Some things we did wrong:

  1. Not creating a decision moratorium.  We were undecided about what to do with our minivan until the final days before the move, spurring a frenzy to list and sell the car while we were trying to pack and move.  Madness!
  2. Shipped the kid’s birth certificates and passports.  I knew to take them with us but somehow in the frenzy to pack and ship things, they got shipped.  Wrong because I needed them to register the kids for school and had to wait 5 weeks for our boxes to arrive.  AND wrong because if they had been lost or stolen, I would’ve had a big headache to deal with trying to get them replaced before school.
  3. Not getting copies of the kids immunization & medical health records before I left.  I also should’ve seen if their pediatrician in VA would have filled out the Hawaii Health Forms for me.
  4. Packing my 90 day supply of medicine.  I had enough for the initial amount of time but didn’t count on running out of it before my current supply ran out.
  5. Didn’t move into a short term rental sooner.  We only booked 3 nights in the hotel, because every day we kept thinking we might find a place and move then every day we’d have to go to the front desk of the hotel right before check-out time and ask to extend.  We should have just committed to a short term rental for a week and if we found a place to move into sooner, great.

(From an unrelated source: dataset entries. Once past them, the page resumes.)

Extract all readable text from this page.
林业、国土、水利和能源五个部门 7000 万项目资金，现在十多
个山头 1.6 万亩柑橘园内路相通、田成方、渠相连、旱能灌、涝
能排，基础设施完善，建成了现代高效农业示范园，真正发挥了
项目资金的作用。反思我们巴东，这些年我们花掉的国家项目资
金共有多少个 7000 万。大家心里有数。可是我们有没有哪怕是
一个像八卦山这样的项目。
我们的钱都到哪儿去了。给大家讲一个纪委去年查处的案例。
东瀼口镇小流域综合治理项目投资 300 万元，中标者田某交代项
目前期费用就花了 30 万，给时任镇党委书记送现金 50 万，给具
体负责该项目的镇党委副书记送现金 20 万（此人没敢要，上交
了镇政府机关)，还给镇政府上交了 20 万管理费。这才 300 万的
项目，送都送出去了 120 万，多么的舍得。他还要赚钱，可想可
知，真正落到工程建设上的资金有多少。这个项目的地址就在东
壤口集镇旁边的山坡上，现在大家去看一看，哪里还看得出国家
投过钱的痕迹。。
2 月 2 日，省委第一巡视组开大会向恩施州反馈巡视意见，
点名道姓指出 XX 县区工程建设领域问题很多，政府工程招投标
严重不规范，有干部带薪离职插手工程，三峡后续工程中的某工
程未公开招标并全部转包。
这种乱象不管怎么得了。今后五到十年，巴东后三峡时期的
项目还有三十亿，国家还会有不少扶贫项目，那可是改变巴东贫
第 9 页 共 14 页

  6. Underestimated the time it would take for us to buy a car.  We should have known better since our initial focus was  on finding a place to live.  Since we were buying used, it took a lot of running around and checking out cars before we found what we wanted.  It would have been easier to do the initial car rental for longer instead of having to return the car and re-rent another 4 times (!)

Overall, many of the stressful and stupid things came from trying to save a few bucks.  We didn’t want to waste rental days on a car or nights in a hotel.  At a certain point, you have to preserve sanity and just recognize that you might waste a few dollars here and there.  Big deal – just need to build that into the plan.